On Monday, the Vatican released a statement by Francis that said priests may use their discretion in blessing same-sex marriages as long as they fall short of stating, or even implying, that the union is equivalent to heterosexual marriage. This after some dioceses in Germany and elsewhere in Northern Europe held ceremonies to bless same-sex couples in defiance of the Vatican’s official ban on condoning such unions.
The church defines marriage exclusively as the union of a woman and a man. But Francis said that priests, acting out of pastoral charity, should have some freedom to determine “whether there are forms of blessing, requested by one or more people, that do not convey a misconception of marriage.” The statement is in keeping with his theme that the church should be far more inclusive and that love, as he once wrote, “makes us strive towards universal communion.”
Francis’s stand on same-sex blessings has riled some conservative factions in the church. Cardinals Raymond Burke of the United States, a canon lawyer who is seen as the voice of traditionalism, and Guinean Cardinal Robert Sarah, who has denounced “Western homosexual and abortion theologies,” were among the cardinals who have questioned the authority of the synod. They wanted to know whether the blessing of same-sex unions can be consistent with church teachings, which say that “homosexual acts are intrinsically disordered.”
Francis’s synod will have an environmental element as well.
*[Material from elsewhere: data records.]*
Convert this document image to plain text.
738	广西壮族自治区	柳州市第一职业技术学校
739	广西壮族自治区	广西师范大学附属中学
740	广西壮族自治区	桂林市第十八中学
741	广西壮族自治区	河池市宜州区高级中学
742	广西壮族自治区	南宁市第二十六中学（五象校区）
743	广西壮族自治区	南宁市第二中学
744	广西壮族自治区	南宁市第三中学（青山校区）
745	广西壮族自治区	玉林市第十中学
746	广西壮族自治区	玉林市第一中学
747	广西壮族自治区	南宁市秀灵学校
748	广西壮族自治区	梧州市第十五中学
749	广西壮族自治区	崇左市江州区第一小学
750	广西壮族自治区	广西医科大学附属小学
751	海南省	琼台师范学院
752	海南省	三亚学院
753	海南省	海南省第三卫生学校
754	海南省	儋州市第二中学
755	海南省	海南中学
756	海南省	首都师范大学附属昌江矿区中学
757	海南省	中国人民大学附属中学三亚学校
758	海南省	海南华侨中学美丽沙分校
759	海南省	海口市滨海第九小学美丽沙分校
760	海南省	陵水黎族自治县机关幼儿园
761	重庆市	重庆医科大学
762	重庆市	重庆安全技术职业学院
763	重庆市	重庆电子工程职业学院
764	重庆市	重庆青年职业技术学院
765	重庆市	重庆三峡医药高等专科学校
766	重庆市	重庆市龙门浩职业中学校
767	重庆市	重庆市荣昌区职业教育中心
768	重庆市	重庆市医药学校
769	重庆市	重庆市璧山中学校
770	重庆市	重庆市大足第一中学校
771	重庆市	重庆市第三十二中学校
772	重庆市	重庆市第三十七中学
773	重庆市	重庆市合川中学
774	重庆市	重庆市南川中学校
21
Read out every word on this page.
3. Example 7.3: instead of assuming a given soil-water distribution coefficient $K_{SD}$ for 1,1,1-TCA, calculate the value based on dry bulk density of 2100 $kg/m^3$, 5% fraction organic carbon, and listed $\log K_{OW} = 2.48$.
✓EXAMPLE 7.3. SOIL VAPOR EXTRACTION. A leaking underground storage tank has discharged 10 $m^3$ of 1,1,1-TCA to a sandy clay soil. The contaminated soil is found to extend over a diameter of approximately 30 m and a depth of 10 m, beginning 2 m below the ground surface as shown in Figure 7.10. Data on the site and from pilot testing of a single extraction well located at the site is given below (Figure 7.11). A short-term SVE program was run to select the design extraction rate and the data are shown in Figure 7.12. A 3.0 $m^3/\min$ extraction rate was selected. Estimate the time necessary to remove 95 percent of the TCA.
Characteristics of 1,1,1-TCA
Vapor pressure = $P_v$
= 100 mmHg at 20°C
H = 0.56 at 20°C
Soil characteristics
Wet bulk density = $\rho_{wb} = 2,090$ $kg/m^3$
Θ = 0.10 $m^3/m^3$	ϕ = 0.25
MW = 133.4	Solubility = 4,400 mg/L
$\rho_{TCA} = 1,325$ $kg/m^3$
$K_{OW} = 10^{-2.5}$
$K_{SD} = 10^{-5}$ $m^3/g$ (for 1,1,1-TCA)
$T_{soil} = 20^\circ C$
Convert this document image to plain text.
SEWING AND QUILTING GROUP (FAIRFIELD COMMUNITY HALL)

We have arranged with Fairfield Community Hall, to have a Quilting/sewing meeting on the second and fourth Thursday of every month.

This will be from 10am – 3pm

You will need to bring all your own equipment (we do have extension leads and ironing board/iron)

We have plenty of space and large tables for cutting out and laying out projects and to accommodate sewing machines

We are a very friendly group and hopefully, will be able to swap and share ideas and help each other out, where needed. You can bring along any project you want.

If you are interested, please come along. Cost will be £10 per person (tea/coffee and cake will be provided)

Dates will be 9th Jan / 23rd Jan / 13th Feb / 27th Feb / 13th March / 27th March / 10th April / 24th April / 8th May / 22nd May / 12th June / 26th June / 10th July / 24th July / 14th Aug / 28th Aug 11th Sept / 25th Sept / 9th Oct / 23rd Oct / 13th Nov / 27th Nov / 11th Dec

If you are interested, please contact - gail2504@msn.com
The Vatican recently revealed that the Pope has written a second part to his landmark 2015 environmental encyclical, Laudato si’ – Praise be to you, with its themes of human ecology, caring for the environment and addressing climate change.
On Wednesday evening, Canadian Cardinal Michael Czerny, prefect of the Dicastery for Promoting Integral Human Development, and Justin Welby, the Anglican Archbishop of Canterbury, among others, were to appear on a panel to be broadcast on YouTube to discuss Laudate Deum (Praise God), as the second part of Laudato si’ is known. Above all, it appears to be a plea for action on the climate emergency.
In it, Francis writes: “With the passage of time, I have realized that our responses have not been adequate, while the world in which we live is collapsing and may be nearing the breaking point … the effects of climate change are borne by the most vulnerable people, whether at home or around the world.”